Dans un message publié à l’amont de ces réponses, le Docteur Horacio Arruda ajoutait que « [d]’un point de vue purement santé publique, il serait préférable que l’enfant reste au même domicile, afin de limiter la possibilité de transmission et de contamination de la COVID-19 », tout en concédant que « de priver un enfant de voir son père ou sa mère peut générer de la détresse […]. »

Force est de constater que ces pistes de réflexion ne permettront pas, à elles seules, de dénouer les imbroglios et tensions auxquels font actuellement face de nombreux parents séparés.

Dans Droit de la famille — 20474, l’honorable Johanne April, j.c.s. s’est tout récemment prononcée sur une demande d’ordonnance de sauvegarde introduite par le père de trois enfants afin que soient modifiés les droits d’accès de leur mère, de sorte que ceux-ci soient suspendus et remplacés par des contacts via des moyens technologiques.

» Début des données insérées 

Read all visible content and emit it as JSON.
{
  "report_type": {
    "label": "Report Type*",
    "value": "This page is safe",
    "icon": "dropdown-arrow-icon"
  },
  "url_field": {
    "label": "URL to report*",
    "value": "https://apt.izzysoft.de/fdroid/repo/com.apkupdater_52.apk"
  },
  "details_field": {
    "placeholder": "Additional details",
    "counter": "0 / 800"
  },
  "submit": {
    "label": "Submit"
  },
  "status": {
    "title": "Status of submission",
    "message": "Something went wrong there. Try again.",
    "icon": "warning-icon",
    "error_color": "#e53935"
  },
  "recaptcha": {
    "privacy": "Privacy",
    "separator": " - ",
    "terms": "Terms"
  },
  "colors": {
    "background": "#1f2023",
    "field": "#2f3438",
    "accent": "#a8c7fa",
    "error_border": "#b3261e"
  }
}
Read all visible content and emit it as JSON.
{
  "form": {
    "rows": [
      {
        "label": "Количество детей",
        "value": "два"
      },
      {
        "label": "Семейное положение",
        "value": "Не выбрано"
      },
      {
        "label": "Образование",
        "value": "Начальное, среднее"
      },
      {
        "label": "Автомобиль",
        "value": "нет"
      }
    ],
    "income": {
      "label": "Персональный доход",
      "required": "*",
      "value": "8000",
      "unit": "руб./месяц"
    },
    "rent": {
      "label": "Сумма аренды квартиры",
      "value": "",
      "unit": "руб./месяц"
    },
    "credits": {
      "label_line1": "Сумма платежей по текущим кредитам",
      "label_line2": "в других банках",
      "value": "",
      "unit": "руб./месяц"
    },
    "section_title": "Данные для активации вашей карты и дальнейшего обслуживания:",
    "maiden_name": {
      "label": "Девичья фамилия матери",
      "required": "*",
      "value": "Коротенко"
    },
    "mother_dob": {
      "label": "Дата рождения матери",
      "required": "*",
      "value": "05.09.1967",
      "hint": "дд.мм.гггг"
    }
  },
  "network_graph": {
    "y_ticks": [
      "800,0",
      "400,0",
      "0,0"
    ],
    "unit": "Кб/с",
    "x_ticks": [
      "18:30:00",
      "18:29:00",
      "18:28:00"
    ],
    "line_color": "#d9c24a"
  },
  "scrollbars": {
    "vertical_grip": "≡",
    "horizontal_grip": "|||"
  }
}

Plus précisément, la juge April devait déterminer s’il y avait ou non une urgence qui justifierait de modifier le statu quo, c’est-à-dire de modifier les modalités d’accès de la mère auprès des enfants.

La juge April a d’abord réitéré que « les jugements et les ordonnances rendus par les tribunaux doivent être respectés. » Il en va, en effet, du bien-être des enfants puisque ces jugements et ordonnances « […] ont été prévus, lors de leur mise en vigueur, pour permettre aux enfants de profiter de la présence de leurs deux parents. »

La juge April s’est dite d’ailleurs préoccupée par les grands bouleversements que les enfants vivent actuellement en raison de la pandémie et a ajouté que « les parents doivent, dans l’exercice de leur autorité parentale, leur éviter autant que possible les conséquences néfastes de cette situation et, surtout, faire en sorte qu’ils soient à l’abri de la maladie. »

Elle a ajouté qu’à priori, les parents devraient réagir promptement et s’assurer de maintenir, pour leurs enfants, les meilleures conditions, tout en privilégiant un exercice commun de leur autorité parentale.

Après avoir reconnu que cela puisse paraître paradoxal, la juge April a conclu que « la présence de la COVID-19 considérée comme une urgence sanitaire n’est pas en soi, en absence de symptômes pour les individus concernés, un motif suffisant nécessitant une modification du statu quo, de la garde et des accès pour les enfants. »

Il s’ensuit qu’il revient aux parents séparés de collaborer, dans la mesure du possible, afin de s’entendre sur la nécessité (ou la possibilité) de maintenir ou non — compte tenu des consignes d’hygiène et de sécurité émises par les autorités gouvernementales — les ordonnances de garde et d’accès en vigueur, le tout en priorisant l’intérêt supérieur des enfants.